With Trump Name Unspoken, Kushners Seek Investors in Shanghai

Like many American firms that come to China looking for money, Kushner Companies on Sunday tried to woo a Shanghai audience with promises of potentially big returns and a path toward living in the United States.

But for Bi Ting, who attended the event, part of the appeal was political: Jared Kushner is the son-in-law of — and a powerful adviser to — President Trump. Virtually unheard-of in China just months ago, he is now known here as a deeply influential figure in American politics. Though Mr. Kushner has said that he has stepped back from the day-to-day operations of the family business, filings show he and Ivanka Trump, his wife and the president’s daughter, continue to benefit from Kushner Companies’ real estate and investment businesses.

“The Trump relationship is an extra point for me,” Ms. Bi stated, adding that she and her husband had not decided whether to invest.

The Kushner Companies’ China roadshow, promoting $500,000 investments in New Jersey real estate as the path to a residency card in the United States, moved to Shanghai on Sunday after a similar pitch on Saturday in Beijing. Security was tighter in Shanghai than it had been in Beijing, where reporters for The New York Times and The Washington Post briefly attended the event before being kicked out.

The Shanghai event, at the opulent Four Seasons Hotel, was patrolled by burly security guards who screened those in attendance and kept journalists outside, in an elevator lobby. The organizers had refused on Saturday to permit late registration as word spread of the Beijing event. One guard at the Shanghai event was heard saying that at least some of the participants would be leaving through a private back exit.

But some who attended described an investor pitch similar to the one in Beijing, and Mr. Trump’s political power was palpable at the Shanghai event even if his name went unsaid. On Saturday in Beijing, one slide presented to the Shanghai audience on Sunday showed a photo of Mr. Trump when describing who will decide the future of the American visa program for foreign investors, according to a snapshot taken by an audience member.

While the Trump connection piqued the interest of many people in attendance, such events soliciting investors for projects in the United States are not unusual in China. The American EB-5 visa program awards foreign investors the right to live in the United States for two years and a path to permanent residency, in exchange for investments of at least $500,000 in American development projects. A bright red line near the top of the posters in the Four Seasons lobby prominently mentioned EB-5 visas.

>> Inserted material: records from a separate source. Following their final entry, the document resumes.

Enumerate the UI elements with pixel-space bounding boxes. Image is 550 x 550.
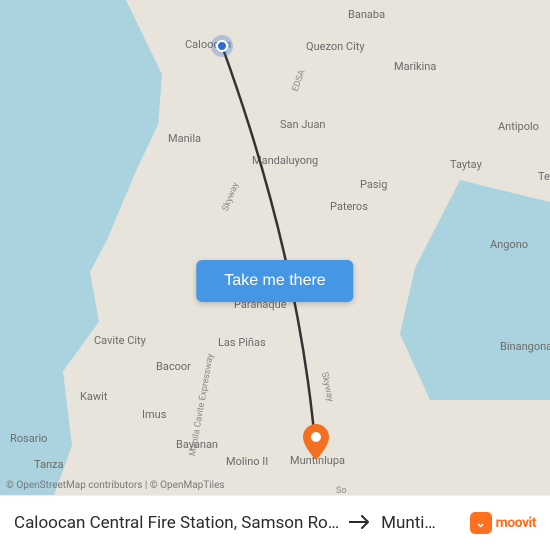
moovit-wordmark: moovit	[496, 515, 536, 531]
map-pin-icon	[303, 424, 329, 460]
route-text: Caloocan Central Fire Station, Samson Ro…	[14, 513, 470, 533]
place-label: Angono	[490, 238, 528, 251]
road-label: So	[336, 486, 346, 495]
place-label: Rosario	[10, 432, 47, 445]
take-me-there-button[interactable]: Take me there	[196, 260, 353, 302]
route-summary-bar: Caloocan Central Fire Station, Samson Ro…	[0, 495, 550, 550]
place-label: Molino II	[226, 455, 268, 468]
place-label: Cavite City	[94, 334, 146, 347]
place-label: Antipolo	[498, 120, 539, 133]
place-label: Quezon City	[306, 40, 365, 53]
origin-marker-halo	[211, 35, 233, 57]
place-label: Mandaluyong	[252, 154, 318, 167]
place-label: Pateros	[330, 200, 368, 213]
place-label: Bacoor	[156, 360, 191, 373]
place-label: Tanza	[34, 458, 63, 471]
place-label: Marikina	[394, 60, 436, 73]
origin-label: Caloocan Central Fire Station, Samson Ro…	[14, 513, 339, 533]
arrow-right-icon	[349, 514, 371, 533]
moovit-logo-icon: ⌄	[470, 512, 492, 534]
place-label: San Juan	[280, 118, 326, 131]
place-label: Manila	[168, 132, 201, 145]
destination-marker[interactable]	[303, 424, 329, 460]
place-label: Taytay	[450, 158, 482, 171]
destination-label: Munti…	[381, 513, 436, 533]
road-label: Skyway	[319, 371, 335, 402]
place-label: Banaba	[348, 8, 385, 21]
place-label: Binangonan	[500, 340, 550, 353]
road-label: Skyway	[221, 181, 242, 213]
water-laguna-de-bay	[400, 180, 550, 400]
place-label: Las Piñas	[218, 336, 266, 349]
map-viewport[interactable]: Caloocan Quezon City Marikina Banaba San…	[0, 0, 550, 495]
origin-marker[interactable]	[211, 35, 233, 57]
place-label: Imus	[142, 408, 166, 421]
place-label: Te	[538, 170, 550, 183]
origin-marker-dot	[216, 40, 228, 52]
place-label: Pasig	[360, 178, 387, 191]
moovit-brand[interactable]: ⌄ moovit	[470, 512, 536, 534]
road-label: EDSA	[291, 69, 308, 93]
place-label: Kawit	[80, 390, 107, 403]
map-attribution: © OpenStreetMap contributors | © OpenMap…	[6, 480, 225, 491]
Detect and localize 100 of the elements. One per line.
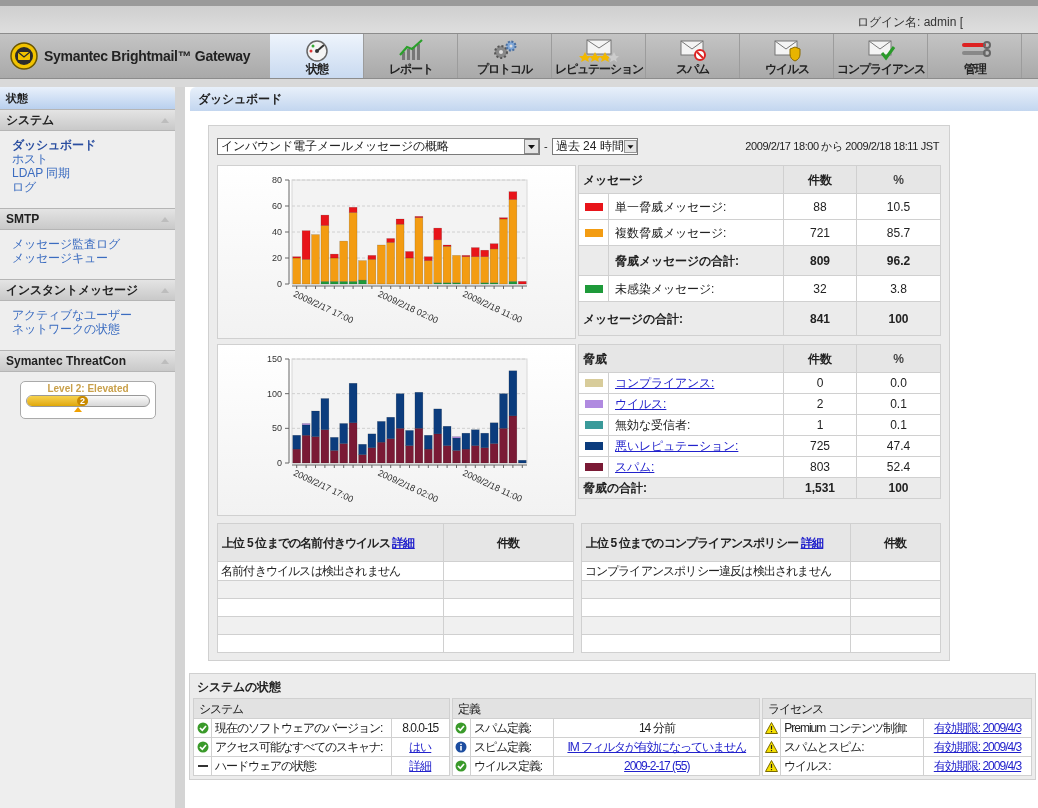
details-link[interactable]: 詳細: [800, 535, 823, 550]
nav-tab[interactable]: コンプライアンス: [834, 34, 928, 78]
table-cell: ウイルス定義:: [470, 756, 554, 776]
separator-text: -: [544, 138, 548, 154]
collapse-icon[interactable]: [161, 216, 169, 222]
nav-tab[interactable]: レポート: [364, 34, 458, 78]
axis-tick-label: 150: [266, 354, 282, 364]
table-cell: ウイルス:: [780, 756, 924, 776]
sidebar-link[interactable]: メッセージキュー: [12, 251, 175, 265]
bar: [471, 445, 480, 464]
axis-tick-label: 80: [272, 175, 282, 185]
bar: [461, 448, 471, 464]
table-cell: 0.0: [856, 372, 941, 394]
check-icon: [196, 722, 209, 734]
column-header: %: [856, 344, 941, 373]
envelope-check-icon: [865, 38, 896, 62]
table-cell: 88: [783, 193, 857, 220]
bar: [508, 370, 518, 417]
table-cell: 14 分前: [553, 718, 760, 738]
sidebar-link[interactable]: ホスト: [12, 152, 175, 166]
sidebar-link[interactable]: メッセージ監査ログ: [12, 237, 175, 251]
table-cell: 725: [783, 435, 857, 457]
details-link[interactable]: 詳細: [392, 535, 415, 550]
collapse-icon[interactable]: [161, 117, 169, 123]
date-range: 2009/2/17 18:00 から 2009/2/18 18:11 JST: [745, 138, 941, 154]
axis-tick-label: 100: [266, 388, 282, 399]
table-cell: 複数脅威メッセージ:: [608, 219, 784, 246]
table-cell: スピム定義:: [470, 737, 554, 757]
section-title: インスタントメッセージ: [6, 282, 138, 299]
sidebar-link[interactable]: ネットワークの状態: [12, 322, 175, 336]
table-cell: 721: [783, 219, 857, 246]
section-title: SMTP: [6, 211, 40, 228]
table-cell: コンプライアンスポリシー違反は検出されません: [581, 561, 851, 581]
table-cell: ハードウェアの状態:: [211, 756, 392, 776]
table-cell: アクセス可能なすべてのスキャナ:: [211, 737, 392, 757]
check-icon: [455, 760, 468, 772]
bar: [480, 447, 489, 464]
table-cell: 脅威メッセージの合計:: [608, 245, 784, 276]
table-cell: スパム定義:: [470, 718, 554, 738]
column-header: 上位 5 位までのコンプライアンスポリシー: [585, 535, 799, 550]
envelope-stars-icon: [578, 38, 619, 62]
level-number: 2: [77, 396, 88, 406]
sidebar-link[interactable]: アクティブなユーザー: [12, 308, 175, 322]
column-header: %: [856, 165, 941, 194]
bar: [386, 438, 395, 464]
section-title: Symantec ThreatCon: [6, 353, 127, 370]
collapse-icon[interactable]: [161, 287, 169, 293]
bar: [480, 432, 489, 448]
column-header: 件数: [850, 523, 941, 562]
table-cell: 100: [856, 301, 941, 336]
column-header: 脅威: [578, 344, 784, 373]
range-dropdown[interactable]: 過去 24 時間: [551, 137, 638, 155]
sidebar-link[interactable]: ログ: [12, 180, 175, 194]
table-cell: 100: [856, 477, 941, 499]
nav-tab[interactable]: プロトコル: [458, 34, 552, 78]
collapse-icon[interactable]: [161, 358, 169, 364]
nav-tab[interactable]: 状態: [270, 34, 364, 78]
column-header: 件数: [443, 523, 573, 562]
section-header[interactable]: インスタントメッセージ: [0, 279, 175, 301]
table-cell: 47.4: [856, 435, 941, 457]
column-header: メッセージ: [578, 165, 784, 194]
threat-link[interactable]: ウイルス:: [615, 397, 667, 411]
nav-tab[interactable]: スパム: [646, 34, 740, 78]
column-header: 上位 5 位までの名前付きウイルス: [222, 535, 390, 550]
table-cell: Premium コンテンツ制御:: [780, 718, 924, 738]
table-cell: 85.7: [856, 219, 941, 246]
section-title: システム: [6, 112, 54, 129]
axis-tick-label: 60: [272, 201, 282, 211]
threat-link[interactable]: スパム:: [615, 460, 655, 474]
table-cell: 名前付きウイルスは検出されません: [217, 561, 443, 581]
bar: [452, 450, 461, 464]
axis-tick-label: 40: [272, 227, 282, 237]
table-cell: 2: [783, 393, 857, 415]
sidebar-title: 状態: [0, 87, 175, 109]
sidebar-link[interactable]: ダッシュボード: [12, 138, 175, 152]
nav-tab[interactable]: レピュテーション: [552, 34, 646, 78]
axis-tick-label: 0: [277, 279, 282, 289]
section-header[interactable]: システム: [0, 109, 175, 131]
table-cell: 96.2: [856, 245, 941, 276]
bar: [471, 429, 480, 446]
table-cell: 無効な受信者:: [608, 414, 784, 436]
page-title: ダッシュボード: [190, 87, 1038, 111]
table-cell: 32: [783, 275, 857, 302]
sidebar-link[interactable]: LDAP 同期: [12, 166, 175, 180]
check-icon: [455, 722, 468, 734]
table-cell: 未感染メッセージ:: [608, 275, 784, 302]
nav-tab[interactable]: ウイルス: [740, 34, 834, 78]
table-cell: 0.1: [856, 393, 941, 415]
table-cell: 0: [783, 372, 857, 394]
table-cell: 3.8: [856, 275, 941, 302]
table-cell: 1,531: [783, 477, 857, 499]
table-cell: 単一脅威メッセージ:: [608, 193, 784, 220]
report-dropdown[interactable]: インバウンド電子メールメッセージの概略: [217, 137, 540, 155]
section-header[interactable]: SMTP: [0, 208, 175, 230]
nav-tab[interactable]: 管理: [928, 34, 1022, 78]
status-title: システムの状態: [196, 679, 282, 696]
table-cell: 841: [783, 301, 857, 336]
info-icon: [455, 741, 468, 753]
axis-tick-label: 50: [272, 423, 282, 434]
section-header[interactable]: Symantec ThreatCon: [0, 350, 175, 372]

About three-quarters of the roughly 10,000 investor visas issued last year went to Chinese nationals.

Many in China begin looking for overseas residency and passports after they have children. They fear the effects of smog on their children’s lungs — the smog was heavy in Shanghai on Sunday, and an internationally comparable index of air quality showed that the pollution was seven times the level in New York City.

Many families likewise consider overseas schools to be preferable to China’s, where ferocious academic competition keeps children doing homework until late at night even in elementary school, in preparation for a national college entrance exam that means riches or ruin.

“I want my child to live in a relatively relaxed environment,” said Ms. Bi, who is 34 and expecting her first child, “where he or she could be himself or herself and lead a diverse life, instead of having no choice but to take the college entrance exam in China.”

Still, she stated, investing in the Kushner project would not give her and her husband enough time to get to the United States before her baby was born.

Many people here worry that the window for obtaining an EB-5 visa may be closing. Though he has softened his language considerably in recent weeks, Mr. Trump was a vociferous critic of China during his presidential campaign and has said he will take a tough line on immigration. Though he did not take aim at investors in real estate projects.

The Kushner project promoted to Chinese investors, called Kushner 1, includes two towers and nearly 1,500 luxury apartments, with construction to start early next year.